Generalized ambient anxiety and depression is also, I believe, the more ultimate, albeit distal, cause here, rather these more proximate poverty mechanics. The emotional toll of living in poverty, primarily extreme _relative_ poverty (remember Zuck across the freeway and the swarms of Tesla commuting through your city on their way to high-paying tech jobs that are inaccessible to you) results in all sorts of extremely unhealthy compensatory behaviors. Heavy alcohol and drug use--even if just Marijuana, binge eating fast-food, violent communication styles that contribute to always-on fight or flight reactions, dangerous activities like racing cars or weaving bikes through traffic--perhaps done as some way to "feel something" or perhaps find identity in the only way available--acting out anti-social power displays as a way to reify self-worth contra a system that clearly treats them like shit on nearly all levels. And more.
Frankly, unequal access is both a moral failure and also, I believe, soon to be an instrumental failure for the strength of the United States. Having a large population of enfeebled, diseased people does not bode well for nice things we care about like innovation, improved quality of life, stability of our governance systems, or even things like the strength of our fighting force.
However you want to cut it, the issue of unequal health access is a shame.
Different countries have different definitions of infant mortality. When is it categorized as a miscarriage and when an infant death? The US tries very hard to save premature babies, and counts the failures as infant death rather than miscarriages.
I find it ironic that the net result of pro-life policies is increased mortality rates for babies and mothers.
At least I think that's what GP was saying. I don't actually know what rules are applied. It would be interesting to see a graph of miscarriages month-by-month as well as deaths month-by-month.
It's all over the map, there are even societies where the baby isn't considered a person until some time after birth.

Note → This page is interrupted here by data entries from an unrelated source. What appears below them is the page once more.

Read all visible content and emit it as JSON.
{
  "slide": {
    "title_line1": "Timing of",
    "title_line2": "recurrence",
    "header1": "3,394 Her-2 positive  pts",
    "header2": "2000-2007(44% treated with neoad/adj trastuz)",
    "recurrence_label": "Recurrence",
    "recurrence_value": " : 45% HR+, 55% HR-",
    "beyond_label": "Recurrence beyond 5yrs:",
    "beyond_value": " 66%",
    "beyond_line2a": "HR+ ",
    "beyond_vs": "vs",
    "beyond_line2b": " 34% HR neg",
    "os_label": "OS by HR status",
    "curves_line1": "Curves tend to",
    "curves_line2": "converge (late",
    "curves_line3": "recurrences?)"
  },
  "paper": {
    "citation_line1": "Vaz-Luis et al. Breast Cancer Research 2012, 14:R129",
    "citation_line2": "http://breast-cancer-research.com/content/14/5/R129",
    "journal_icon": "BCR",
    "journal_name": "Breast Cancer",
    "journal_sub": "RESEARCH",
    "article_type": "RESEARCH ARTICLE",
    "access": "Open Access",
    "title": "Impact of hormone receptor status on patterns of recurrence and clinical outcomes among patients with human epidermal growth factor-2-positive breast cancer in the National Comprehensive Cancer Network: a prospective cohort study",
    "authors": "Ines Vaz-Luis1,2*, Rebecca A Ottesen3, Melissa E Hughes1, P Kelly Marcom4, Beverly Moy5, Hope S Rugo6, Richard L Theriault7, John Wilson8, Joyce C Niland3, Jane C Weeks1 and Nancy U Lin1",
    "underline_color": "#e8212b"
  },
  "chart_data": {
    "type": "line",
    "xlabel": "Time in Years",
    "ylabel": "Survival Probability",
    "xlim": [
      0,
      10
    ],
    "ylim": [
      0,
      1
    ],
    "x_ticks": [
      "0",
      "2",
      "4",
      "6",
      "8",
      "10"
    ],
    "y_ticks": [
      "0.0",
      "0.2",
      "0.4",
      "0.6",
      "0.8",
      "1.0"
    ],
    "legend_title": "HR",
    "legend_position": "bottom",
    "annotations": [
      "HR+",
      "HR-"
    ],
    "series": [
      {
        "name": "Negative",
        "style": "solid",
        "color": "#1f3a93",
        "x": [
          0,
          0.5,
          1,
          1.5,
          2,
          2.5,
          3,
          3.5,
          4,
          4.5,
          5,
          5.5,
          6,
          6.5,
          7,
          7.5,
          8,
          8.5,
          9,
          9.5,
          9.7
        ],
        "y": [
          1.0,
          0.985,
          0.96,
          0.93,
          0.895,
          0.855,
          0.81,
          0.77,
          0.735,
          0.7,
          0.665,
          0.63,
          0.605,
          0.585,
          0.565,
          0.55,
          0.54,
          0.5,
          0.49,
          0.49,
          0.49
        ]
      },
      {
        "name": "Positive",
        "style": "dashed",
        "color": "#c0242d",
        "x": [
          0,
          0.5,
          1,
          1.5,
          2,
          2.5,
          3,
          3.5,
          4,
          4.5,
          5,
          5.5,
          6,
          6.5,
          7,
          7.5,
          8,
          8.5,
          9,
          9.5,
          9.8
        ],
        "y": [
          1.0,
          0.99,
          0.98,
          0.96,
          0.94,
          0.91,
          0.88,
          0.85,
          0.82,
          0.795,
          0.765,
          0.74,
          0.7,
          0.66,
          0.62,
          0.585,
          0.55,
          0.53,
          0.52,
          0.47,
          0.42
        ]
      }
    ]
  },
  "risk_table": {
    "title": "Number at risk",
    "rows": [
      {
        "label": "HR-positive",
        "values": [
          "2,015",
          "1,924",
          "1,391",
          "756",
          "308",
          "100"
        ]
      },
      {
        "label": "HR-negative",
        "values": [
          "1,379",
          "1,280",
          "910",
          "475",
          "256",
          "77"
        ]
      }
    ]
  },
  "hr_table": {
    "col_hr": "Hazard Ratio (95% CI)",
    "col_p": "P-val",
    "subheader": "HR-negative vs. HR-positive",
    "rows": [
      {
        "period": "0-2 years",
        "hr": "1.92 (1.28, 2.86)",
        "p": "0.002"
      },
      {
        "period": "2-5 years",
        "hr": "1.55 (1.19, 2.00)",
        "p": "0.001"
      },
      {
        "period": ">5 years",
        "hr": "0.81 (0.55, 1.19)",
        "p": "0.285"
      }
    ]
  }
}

It's certainly enough to question the relevance of the statistics.
What societies? Some of the countries in the graph?
So technically not actually predicting an expected lifespan (thermonuclear war could happen after all) but allows longitudinal and secular analysis.
(any more specifically than those deaths adding to the overall death rate)

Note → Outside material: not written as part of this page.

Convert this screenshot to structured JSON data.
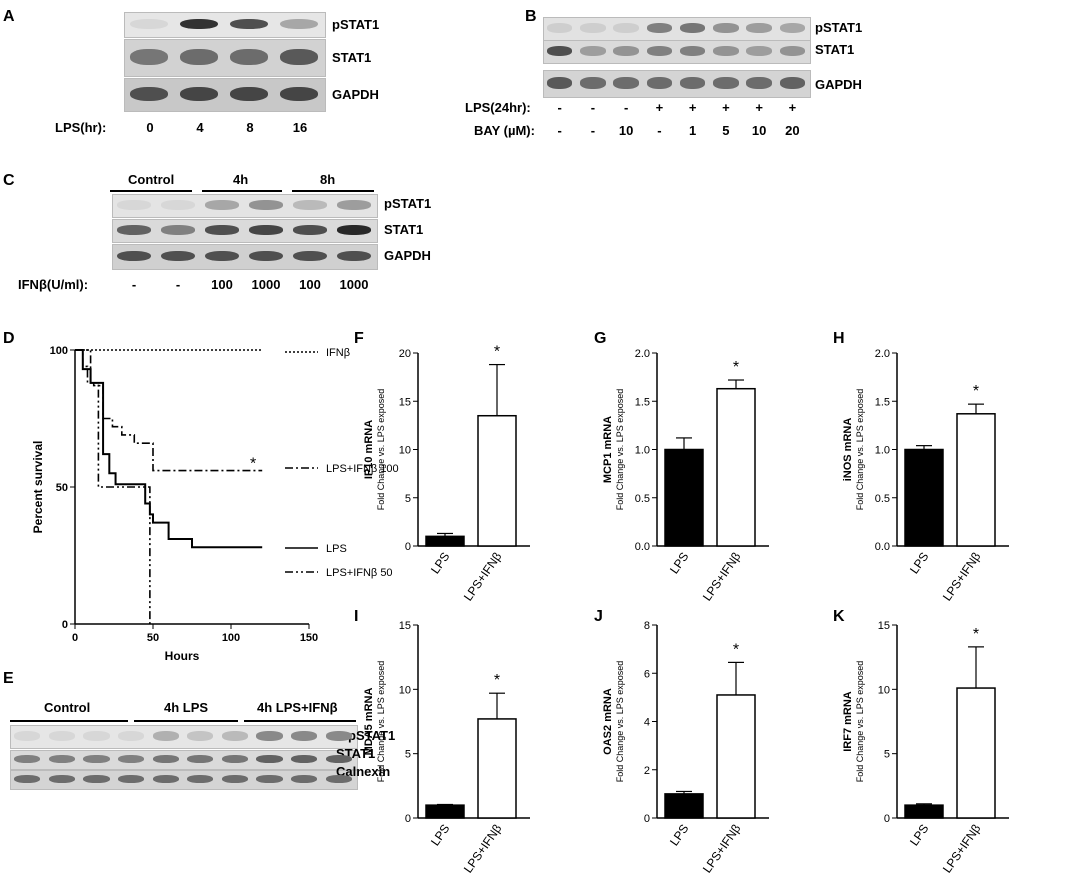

If you want greater resolution on a process like this you'll do better to search yourself than to reply on HN commenters like me.
By taking out those with a very general correlation for 'does not take care of their own health', we'd get a truer measure of the relative effectiveness of the respective health care systems.
But it's an available statistic.
If we had doctors report on body fat % (even done with shotty capacitance) or hip/waist ratio we'd be better off.
Also has impressive numbers in other charts.
The question is what the lag on health effects of that was. We know from things like smoking prevention and childhood diseases that the lag can be huge, anything up to half a century.
Framed in the opposite direction: could the US put in any form of price control to equalize this metric without significant impact to the continued investment in the field?